A Time of Quiet Reflection

An Alleshouse family picnic, with Dad on the left, Grandpa Alleshouse on the right, and Uncle Paul between Aunts Marge and Ruth on Townview Circle in the early 1960s.

For those weeks when the sun sets early here on the North Coast, we lean into the long nights as a time of reflection and memory.  And when memory takes over, the people and places we’ve loved emerge as fully formed images of times and places to hold tight.

 

Some years those images come from the pages of my well-worn address book as I write New Year’s greeting cards. Every year, a few more names are annotated as now gone – and a few more are added to its fading pages. The oldest entries are family and friends from home in Ohio. There are college year friends, the friends we made as young parents, then the colleagues from our middle, heavy-lifting years when we somehow raised children and worked demanding jobs.
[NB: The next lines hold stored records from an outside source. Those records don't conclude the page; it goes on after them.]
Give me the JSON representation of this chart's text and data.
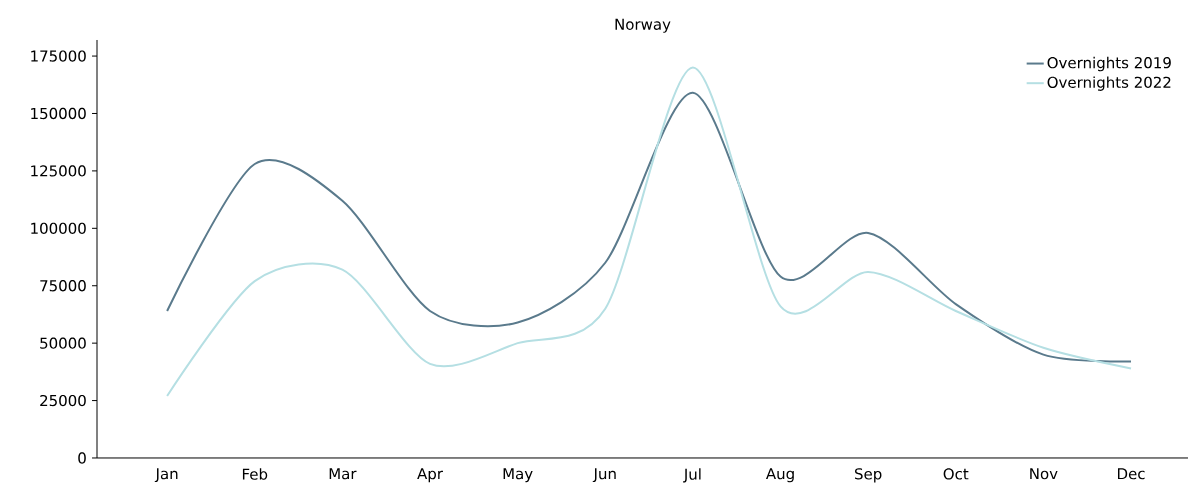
{
  "chart_data": {
    "type": "line",
    "title": "Norway",
    "categories": [
      "Jan",
      "Feb",
      "Mar",
      "Apr",
      "May",
      "Jun",
      "Jul",
      "Aug",
      "Sep",
      "Oct",
      "Nov",
      "Dec"
    ],
    "series": [
      {
        "name": "Overnights 2019",
        "color": "#5a7a8c",
        "values": [
          64000,
          128000,
          112000,
          64000,
          59000,
          85000,
          159000,
          79000,
          98000,
          67000,
          45000,
          42000
        ]
      },
      {
        "name": "Overnights 2022",
        "color": "#b5dfe3",
        "values": [
          27000,
          77000,
          82000,
          41000,
          50000,
          65000,
          170000,
          66000,
          81000,
          64000,
          48000,
          39000
        ]
      }
    ],
    "ylim": [
      0,
      182000
    ],
    "yticks": [
      0,
      25000,
      50000,
      75000,
      100000,
      125000,
      150000,
      175000
    ],
    "grid": false,
    "legend": "top right",
    "marker": "none",
    "line_style": "solid"
  }
}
And there are the precious recent memories from the time we spent in Southern California with dear humans now on the list.

 

Memories also fly during and following laughter filled zooms with high school classmates as we plan a big reunion. We start off with the important work – the weekend to choose and the events to plan. Quickly the work devolves into a series of “do you remember whens”, that lead to laughs as the faces on the zoom quickly resolve into our 18-year-old selves.

 

My college roommates began virtual gatherings early in The Pandemic. That was so wonderful, it hasn’t stopped. Every week we catch up on lives we’re leading 40 odd years after we all shared a dorm.

 

I still hear the voices and laughter of my long-departed aunts and the few uncles I remember. The sweet near whisper of Aunt Mary’s kindness, Aunt Ruth’s perpetual chuckle over the equally perpetual pot of coffee, Aunt Greta’s Eastern European accent as she carefully shares only the good memories of her youth in Yugoslavia.

 

My parents re-emerge at this time of year. Happy fun memories of annual concerts and recitals that crowded the year-end calendars. My mother passed on when I was in my early 20s, so that’s when the memories stop. Dad was present when I married and the children arrived – so memories of his calm quiet include his humming along as first Clare, then Ben pretended to read stories from books far beyond their picture book stage.

 

And we remember those who left well before their time. My nieces Megan and Brittany should be home with family preparing to celebrate the holidays. And they, too, have passed on, leaving behind memories of their once easy childhood laughter and energy.

 

I’ve learned to hold tight to those who are still here to create memories for the coming years when long winter nights lead to reflection. And to cherish the images of those who now are part of memory, as they remain as dear today as they were when the memories were created.